Filter Samples Based on Number of Reads filters samples with fewer than 100 reads. If multiple samples are used for the input, samples that have fewer than half of the median number of reads will be excluded.
This template workflow is available from:
Workflows | Template Workflows () | Microbial Workflows (
) | Metagenomics (
) | Amplicon-Based Analysis (
) | Data QC and OTU Clustering (
)
- Specify the sample(s) or folder(s) of samples you would like to analyze.
- Specify a Trim adapter list if your sequences contain adapters (https://resources.qiagenbioinformatics.com/manuals/clcgenomicsworkbench/current/index.php?manual=Adapter_trimming.html).
- Choose whether to run the de novo or reference-based OTU clustering and set the available similarity parameters. If selecting Reference based OTU clustering, choose whether to allow creation of new OTUs and provide an OTU database. Reference databases can be downloaded using Download Amplicon-Based Reference Database (see Download Amplicon-Based Reference Database).
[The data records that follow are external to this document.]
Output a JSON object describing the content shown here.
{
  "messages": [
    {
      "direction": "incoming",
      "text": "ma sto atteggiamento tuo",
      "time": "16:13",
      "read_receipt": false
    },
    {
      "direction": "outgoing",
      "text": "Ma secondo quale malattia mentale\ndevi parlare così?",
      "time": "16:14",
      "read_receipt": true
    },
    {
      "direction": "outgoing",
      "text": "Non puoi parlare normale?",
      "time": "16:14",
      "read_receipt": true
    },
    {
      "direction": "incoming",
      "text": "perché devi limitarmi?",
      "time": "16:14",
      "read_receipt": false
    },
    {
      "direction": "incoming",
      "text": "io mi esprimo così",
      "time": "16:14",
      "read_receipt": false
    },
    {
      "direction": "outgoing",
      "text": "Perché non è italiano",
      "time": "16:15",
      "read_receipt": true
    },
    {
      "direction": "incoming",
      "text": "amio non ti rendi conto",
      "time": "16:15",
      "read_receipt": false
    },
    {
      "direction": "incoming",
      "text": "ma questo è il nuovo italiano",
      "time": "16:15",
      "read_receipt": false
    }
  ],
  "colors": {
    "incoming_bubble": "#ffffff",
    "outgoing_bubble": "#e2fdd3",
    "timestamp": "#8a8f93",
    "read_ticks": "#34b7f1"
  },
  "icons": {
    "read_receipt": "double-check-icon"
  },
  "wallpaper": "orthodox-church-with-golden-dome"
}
- Various options and filters can be set for refining the abundance table after clustering (see Refine Abundance Table). Note that if De novo OTU clustering was chosen in the previous step, then the Aggregation level must be set to "Do not aggregate".
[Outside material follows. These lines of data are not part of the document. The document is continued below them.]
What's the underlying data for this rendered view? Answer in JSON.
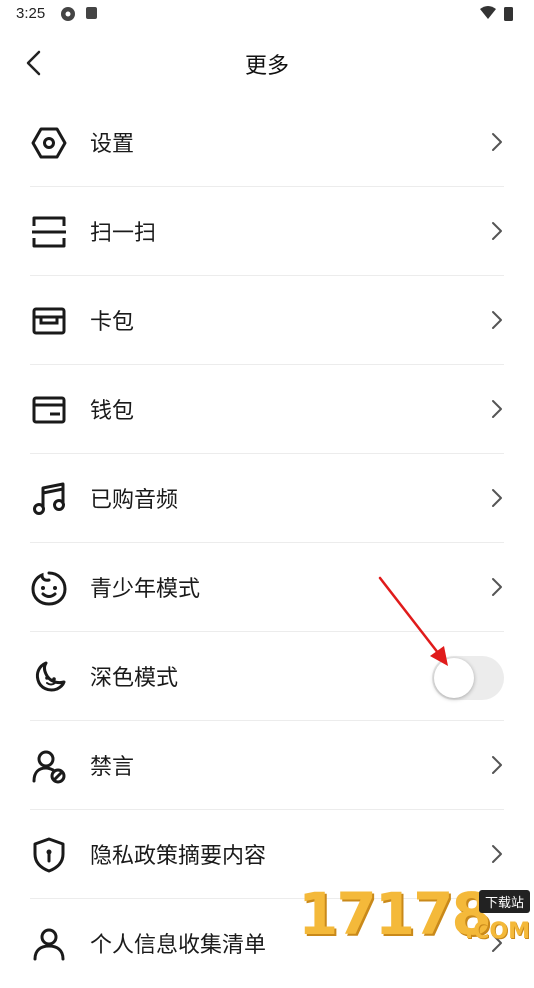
{
  "status_bar": {
    "time": "3:25"
  },
  "header": {
    "title": "更多"
  },
  "menu": {
    "items": [
      {
        "label": "设置",
        "icon": "hexagon-settings-icon"
      },
      {
        "label": "扫一扫",
        "icon": "scan-icon"
      },
      {
        "label": "卡包",
        "icon": "card-wallet-icon"
      },
      {
        "label": "钱包",
        "icon": "wallet-icon"
      },
      {
        "label": "已购音频",
        "icon": "music-note-icon"
      },
      {
        "label": "青少年模式",
        "icon": "smiley-face-icon"
      },
      {
        "label": "深色模式",
        "icon": "moon-icon",
        "toggle_on": false
      },
      {
        "label": "禁言",
        "icon": "user-mute-icon"
      },
      {
        "label": "隐私政策摘要内容",
        "icon": "shield-icon"
      },
      {
        "label": "个人信息收集清单",
        "icon": "user-icon"
      }
    ]
  },
  "watermark": {
    "digits": "17178",
    "tag": "下载站",
    "suffix": ".COM"
  },
  "colors": {
    "toggle_track": "#ececec",
    "accent_arrow": "#e01b1b"
  }
}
- In the "Create Sample Report" step various summary items have been set. These are guidelines to help evaluate the quality of the results (https://resources.qiagenbioinformatics.com/manuals/clcgenomicsworkbench/current/index.php?manual=Create_Sample_Report.html).
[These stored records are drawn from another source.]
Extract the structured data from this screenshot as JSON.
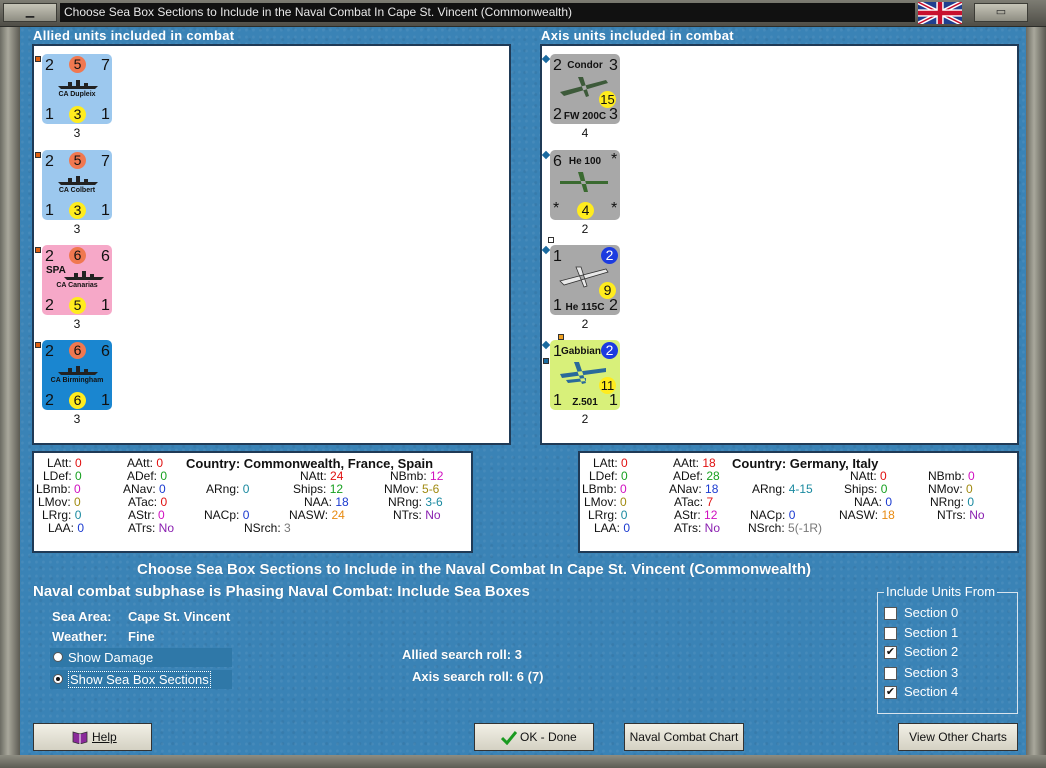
{
  "window": {
    "title": "Choose Sea Box Sections to Include in the Naval Combat In Cape St. Vincent (Commonwealth)"
  },
  "allied": {
    "label": "Allied units included in combat",
    "units": [
      {
        "name": "CA Dupleix",
        "tl": "2",
        "tc": "5",
        "tr": "7",
        "bl": "1",
        "bc": "3",
        "br": "1",
        "below": "3",
        "color": "#9cc8ee"
      },
      {
        "name": "CA Colbert",
        "tl": "2",
        "tc": "5",
        "tr": "7",
        "bl": "1",
        "bc": "3",
        "br": "1",
        "below": "3",
        "color": "#9cc8ee"
      },
      {
        "name": "CA Canarias",
        "tag": "SPA",
        "tl": "2",
        "tc": "6",
        "tr": "6",
        "bl": "2",
        "bc": "5",
        "br": "1",
        "below": "3",
        "color": "#f6a8c8"
      },
      {
        "name": "CA Birmingham",
        "tl": "2",
        "tc": "6",
        "tr": "6",
        "bl": "2",
        "bc": "6",
        "br": "1",
        "below": "3",
        "color": "#1a86d0"
      }
    ]
  },
  "axis": {
    "label": "Axis units included in combat",
    "units": [
      {
        "top": "Condor",
        "model": "FW 200C",
        "tl": "2",
        "tr": "3",
        "bl": "2",
        "br": "3",
        "circle": "15",
        "below": "4",
        "color": "#a8a8a8"
      },
      {
        "top": "He 100",
        "model": "",
        "tl": "6",
        "tr": "*",
        "bl": "*",
        "br": "*",
        "circle": "4",
        "below": "2",
        "color": "#a8a8a8"
      },
      {
        "top": "",
        "model": "He 115C",
        "tl": "1",
        "tr": "2",
        "bl": "1",
        "br": "2",
        "circle": "9",
        "below": "2",
        "color": "#a8a8a8"
      },
      {
        "top": "Gabbiano",
        "model": "Z.501",
        "tl": "1",
        "tr": "2",
        "bl": "1",
        "br": "1",
        "circle": "11",
        "below": "2",
        "color": "#d8f07a"
      }
    ]
  },
  "allied_stats": {
    "country": "Country: Commonwealth, France, Spain",
    "LAtt": "0",
    "LDef": "0",
    "LBmb": "0",
    "LMov": "0",
    "LRrg": "0",
    "LAA": "0",
    "AAtt": "0",
    "ADef": "0",
    "ANav": "0",
    "ATac": "0",
    "AStr": "0",
    "ATrs": "No",
    "ARng": "0",
    "NACp": "0",
    "NAtt": "24",
    "Ships": "12",
    "NAA": "18",
    "NASW": "24",
    "NBmb": "12",
    "NMov": "5-6",
    "NRng": "3-6",
    "NTrs": "No",
    "NSrch": "3"
  },
  "axis_stats": {
    "country": "Country: Germany, Italy",
    "LAtt": "0",
    "LDef": "0",
    "LBmb": "0",
    "LMov": "0",
    "LRrg": "0",
    "LAA": "0",
    "AAtt": "18",
    "ADef": "28",
    "ANav": "18",
    "ATac": "7",
    "AStr": "12",
    "ATrs": "No",
    "ARng": "4-15",
    "NACp": "0",
    "NAtt": "0",
    "Ships": "0",
    "NAA": "0",
    "NASW": "18",
    "NBmb": "0",
    "NMov": "0",
    "NRng": "0",
    "NTrs": "No",
    "NSrch": "5(-1R)"
  },
  "labels": {
    "LAtt": "LAtt:",
    "LDef": "LDef:",
    "LBmb": "LBmb:",
    "LMov": "LMov:",
    "LRrg": "LRrg:",
    "LAA": "LAA:",
    "AAtt": "AAtt:",
    "ADef": "ADef:",
    "ANav": "ANav:",
    "ATac": "ATac:",
    "AStr": "AStr:",
    "ATrs": "ATrs:",
    "ARng": "ARng:",
    "NACp": "NACp:",
    "NAtt": "NAtt:",
    "Ships": "Ships:",
    "NAA": "NAA:",
    "NASW": "NASW:",
    "NBmb": "NBmb:",
    "NMov": "NMov:",
    "NRng": "NRng:",
    "NTrs": "NTrs:",
    "NSrch": "NSrch:"
  },
  "main": {
    "heading": "Choose Sea Box Sections to Include in the Naval Combat In Cape St. Vincent (Commonwealth)",
    "subphase": "Naval combat subphase is Phasing Naval Combat: Include Sea Boxes",
    "sea_area_label": "Sea Area:",
    "sea_area_value": "Cape St. Vincent",
    "weather_label": "Weather:",
    "weather_value": "Fine",
    "allied_search": "Allied search roll: 3",
    "axis_search": "Axis search roll: 6 (7)"
  },
  "options": {
    "show_damage": "Show Damage",
    "show_sections": "Show Sea Box Sections"
  },
  "include": {
    "legend": "Include Units From",
    "sections": [
      {
        "label": "Section 0",
        "checked": false
      },
      {
        "label": "Section 1",
        "checked": false
      },
      {
        "label": "Section 2",
        "checked": true
      },
      {
        "label": "Section 3",
        "checked": false
      },
      {
        "label": "Section 4",
        "checked": true
      }
    ]
  },
  "buttons": {
    "help": "Help",
    "ok": "OK - Done",
    "naval_chart": "Naval Combat Chart",
    "other_charts": "View Other Charts"
  }
}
The workflow produces the following outputs:
- QC & Reports. Folder containing the individual reports generated during the analysis.
- OTU abundance table. An abundance table containing all the samples input into the workflow, and refined according to the parameters set in the Refine Abundance Table step. Rows in the table will have taxonomies if reference-based OTU clustering was chosen.
- Sample report. The sample report is curated to contain the most important information for analysis interpretation. All full reports are linked throughout the Sample report or can be found in the QC & Reports folder. The Sample report icon will be colored based on whether Summary item thresholds were met. See the "Quality control" section in the sample report for specifics.
The Sample report should be inspected in order to determine whether the quality of the sequencing reads and the analysis results are acceptable.